Spain’s energy group Repsol disclosed in its 2025 annual financial report that it is owed 4.55 billion euros (about $5.37 billion) by the Venezuelan state, a figure that highlights the complex financial and operational challenges tied to its business in the crisis‑hit South American oil producer.
The debt comprises trade receivables linked to oil and gas supplies including accrued late payment interest and financing extended to Venezuela’s state‑owned oil company PDVSA for joint ventures such as Petroquiriquire. Of the total, about 3.603 billion euros consists of commercial receivables, while 947 million euros reflects financing and investment in Venezuelan energy projects. Repsol has built up provisions of roughly 3.59 billion euros over the years to account for credit risk, reflecting the uncertainty surrounding repayment.
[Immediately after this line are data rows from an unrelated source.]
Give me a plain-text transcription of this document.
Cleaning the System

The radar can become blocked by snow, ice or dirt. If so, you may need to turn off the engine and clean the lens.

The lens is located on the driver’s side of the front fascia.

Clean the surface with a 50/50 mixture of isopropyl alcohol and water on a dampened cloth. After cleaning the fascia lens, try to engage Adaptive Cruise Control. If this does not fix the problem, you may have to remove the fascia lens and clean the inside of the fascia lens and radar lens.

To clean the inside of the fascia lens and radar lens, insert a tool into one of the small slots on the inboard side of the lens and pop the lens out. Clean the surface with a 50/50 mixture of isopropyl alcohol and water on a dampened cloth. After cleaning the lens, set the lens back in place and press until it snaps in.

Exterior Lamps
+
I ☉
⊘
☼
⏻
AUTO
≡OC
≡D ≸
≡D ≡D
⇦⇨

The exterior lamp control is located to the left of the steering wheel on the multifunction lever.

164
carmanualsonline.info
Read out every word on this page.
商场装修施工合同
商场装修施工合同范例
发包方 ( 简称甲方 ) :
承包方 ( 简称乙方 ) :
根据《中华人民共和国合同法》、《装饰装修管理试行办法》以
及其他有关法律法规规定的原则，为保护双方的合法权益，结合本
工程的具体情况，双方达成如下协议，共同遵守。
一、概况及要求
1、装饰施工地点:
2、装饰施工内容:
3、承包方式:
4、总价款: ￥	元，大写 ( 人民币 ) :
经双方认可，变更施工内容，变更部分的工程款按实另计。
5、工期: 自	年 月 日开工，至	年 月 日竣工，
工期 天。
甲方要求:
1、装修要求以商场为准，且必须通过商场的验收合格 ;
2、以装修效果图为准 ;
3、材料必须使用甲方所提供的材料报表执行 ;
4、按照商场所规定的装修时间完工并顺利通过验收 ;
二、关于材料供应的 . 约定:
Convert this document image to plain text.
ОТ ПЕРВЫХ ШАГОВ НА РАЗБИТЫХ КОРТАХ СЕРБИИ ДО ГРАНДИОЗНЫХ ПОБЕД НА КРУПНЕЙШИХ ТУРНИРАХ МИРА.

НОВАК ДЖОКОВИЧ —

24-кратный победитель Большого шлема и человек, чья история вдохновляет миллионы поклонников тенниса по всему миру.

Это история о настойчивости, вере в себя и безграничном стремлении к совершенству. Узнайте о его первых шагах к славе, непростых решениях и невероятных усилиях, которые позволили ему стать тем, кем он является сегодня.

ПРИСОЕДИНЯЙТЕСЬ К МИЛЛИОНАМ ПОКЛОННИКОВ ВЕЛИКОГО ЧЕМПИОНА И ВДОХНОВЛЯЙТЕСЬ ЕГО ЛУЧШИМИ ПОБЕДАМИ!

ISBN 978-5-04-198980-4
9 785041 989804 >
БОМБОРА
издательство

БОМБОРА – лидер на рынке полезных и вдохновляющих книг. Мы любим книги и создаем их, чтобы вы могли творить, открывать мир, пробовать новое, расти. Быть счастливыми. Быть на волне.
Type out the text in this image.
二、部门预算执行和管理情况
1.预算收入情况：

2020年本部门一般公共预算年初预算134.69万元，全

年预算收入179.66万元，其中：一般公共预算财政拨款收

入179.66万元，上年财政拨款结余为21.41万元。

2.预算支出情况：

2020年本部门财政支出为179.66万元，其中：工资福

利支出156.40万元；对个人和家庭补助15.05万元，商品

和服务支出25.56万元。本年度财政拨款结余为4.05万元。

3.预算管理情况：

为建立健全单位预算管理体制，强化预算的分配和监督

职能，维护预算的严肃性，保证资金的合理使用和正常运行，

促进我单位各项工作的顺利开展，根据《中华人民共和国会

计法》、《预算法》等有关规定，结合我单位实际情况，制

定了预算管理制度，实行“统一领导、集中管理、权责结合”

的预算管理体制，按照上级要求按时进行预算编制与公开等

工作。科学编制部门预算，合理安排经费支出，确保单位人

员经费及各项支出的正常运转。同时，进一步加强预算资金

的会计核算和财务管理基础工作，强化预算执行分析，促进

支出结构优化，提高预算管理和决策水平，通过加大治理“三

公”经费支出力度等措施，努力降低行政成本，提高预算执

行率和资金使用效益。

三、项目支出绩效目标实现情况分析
Despite the large sum owed, Repsol’s net equity exposure in Venezuela was relatively modest at 276 million euros at the end of 2025, down from higher levels in previous years as the company has adjusted its financial stance and risk profile, its filings show. The reduced exposure reflects accounting provisions and impairments recognised as Venezuela’s economic and operational environment remained difficult.
The sizable receivable comes amid broader shifts in Venezuela’s energy sector and U.S. policy. In February 2026, the United States eased sanctions on Venezuelan oil and gas operations, issuing licences that allow major international oil producers, including Repsol, to resume and expand operations and negotiate new contracts with PDVSA a move seen as part of efforts to kick‑start investment and production in the country’s struggling oil industry.
Repsol’s disclosure coincides with the company’s broader financial performance. It swung to a profit in the fourth quarter of 2025 and announced increased payouts to shareholders through dividends and share buybacks, while setting higher oil production targets for 2026 as part of a strategy emphasizing returns and growth.
The Venezuelan debt situation underscores the ongoing risks facing international energy firms operating in countries with economic instability and historical defaults. Although Venezuela projects oil revenues of several billion dollars in the coming months, driven by renewed sales and reforms, the path to repayment and production growth remains uncertain.
Repsol’s receivable from Venezuela adds to a broader backdrop of sovereign debt challenges for the South American nation, which also faces creditor pressure to restructure obligations when formally authorised by relevant authorities.